I see this phenomenon a lot PRs for the applications I maintain & contribute to. Lots of good-quality code will go into a repository, but one poorly thought out feature or commit can derail quality across the entire application. Once a repository transitions beyond its fragile state into the broken structure, it’s incredibly difficult to recover it, and get it back to a maintainable state. In most software projects, like in these generated images, new content is mostly additive. They can rarely be taken away or significantly re-architected after release.

Having said that, I do think that this fragility, and the visualisations of it on liamlaverty.com/paint-by-language-model might count as a form of art according to Tolstoy’s What is Art. Watching the VLM struggle to produce a Pelican riding a bicycle is visually interesting; it’s accessible; and it’s certainly not high art.

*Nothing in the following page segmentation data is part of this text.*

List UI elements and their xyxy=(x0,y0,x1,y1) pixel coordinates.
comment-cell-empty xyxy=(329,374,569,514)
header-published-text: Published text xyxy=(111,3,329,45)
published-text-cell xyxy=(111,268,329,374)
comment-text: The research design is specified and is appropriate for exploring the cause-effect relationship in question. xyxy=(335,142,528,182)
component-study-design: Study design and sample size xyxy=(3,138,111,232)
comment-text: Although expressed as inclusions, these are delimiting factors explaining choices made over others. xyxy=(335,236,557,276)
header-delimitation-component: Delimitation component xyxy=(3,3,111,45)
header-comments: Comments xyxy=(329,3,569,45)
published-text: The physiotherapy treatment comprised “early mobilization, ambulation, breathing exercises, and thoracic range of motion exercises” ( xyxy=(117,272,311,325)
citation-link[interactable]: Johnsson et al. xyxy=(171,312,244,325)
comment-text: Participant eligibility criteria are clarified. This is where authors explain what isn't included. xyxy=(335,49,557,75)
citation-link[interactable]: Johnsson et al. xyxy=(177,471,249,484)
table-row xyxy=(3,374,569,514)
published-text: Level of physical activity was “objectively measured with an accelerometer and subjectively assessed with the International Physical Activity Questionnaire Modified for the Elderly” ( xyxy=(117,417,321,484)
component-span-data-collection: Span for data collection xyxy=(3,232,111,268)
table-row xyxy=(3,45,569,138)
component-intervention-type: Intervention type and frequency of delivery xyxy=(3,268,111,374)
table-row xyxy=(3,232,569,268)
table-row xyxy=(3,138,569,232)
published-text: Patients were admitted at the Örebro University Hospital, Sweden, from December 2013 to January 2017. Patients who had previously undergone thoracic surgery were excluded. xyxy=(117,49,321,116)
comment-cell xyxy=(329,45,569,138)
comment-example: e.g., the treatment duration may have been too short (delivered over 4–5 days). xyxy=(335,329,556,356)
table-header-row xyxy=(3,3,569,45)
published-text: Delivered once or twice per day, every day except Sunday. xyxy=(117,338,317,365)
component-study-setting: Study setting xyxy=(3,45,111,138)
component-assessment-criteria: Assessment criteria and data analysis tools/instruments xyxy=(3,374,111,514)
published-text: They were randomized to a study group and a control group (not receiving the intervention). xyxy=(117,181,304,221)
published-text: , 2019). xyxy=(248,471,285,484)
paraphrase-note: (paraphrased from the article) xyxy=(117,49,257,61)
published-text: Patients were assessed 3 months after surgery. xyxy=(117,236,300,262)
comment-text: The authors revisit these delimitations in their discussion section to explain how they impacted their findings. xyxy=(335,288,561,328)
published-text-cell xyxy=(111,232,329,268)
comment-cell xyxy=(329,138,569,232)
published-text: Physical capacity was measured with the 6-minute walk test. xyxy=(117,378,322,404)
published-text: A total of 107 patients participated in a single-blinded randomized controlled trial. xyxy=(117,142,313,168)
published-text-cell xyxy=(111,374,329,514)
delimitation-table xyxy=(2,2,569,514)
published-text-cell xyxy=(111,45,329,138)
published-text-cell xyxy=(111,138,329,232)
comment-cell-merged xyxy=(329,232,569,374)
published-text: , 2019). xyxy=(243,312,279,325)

An LLM generated painting of a pelican riding a bicycle

Personally, I can project meaning onto it, that struggle of conservation over progress is a universal phenomenon. I don’t think that these pieces bring the sincerity I was looking for though. Everything in the gallery still feels like a soulless derivative digital illustration, rather than an art piece. Maybe it’s just my prompts? The results I was able to produce remind me of Anthropic’s cleanroom implementation of a C compiler. The result is kind of directionally correct, but not what I was looking for.

Feel free to point your language model at the drawing canvas, and let me know if you get better results: https://www.liamlaverty.com/paint-by-language-model/draw

Footnotes

[1] It’s fairly ironic that Tolstoy wrote this treatise, given that he also wrote War and Peace - an artwork which nobody has ever described as “accessible” - but he acknowledges this irony, describing War and Peace as “Bad Art”.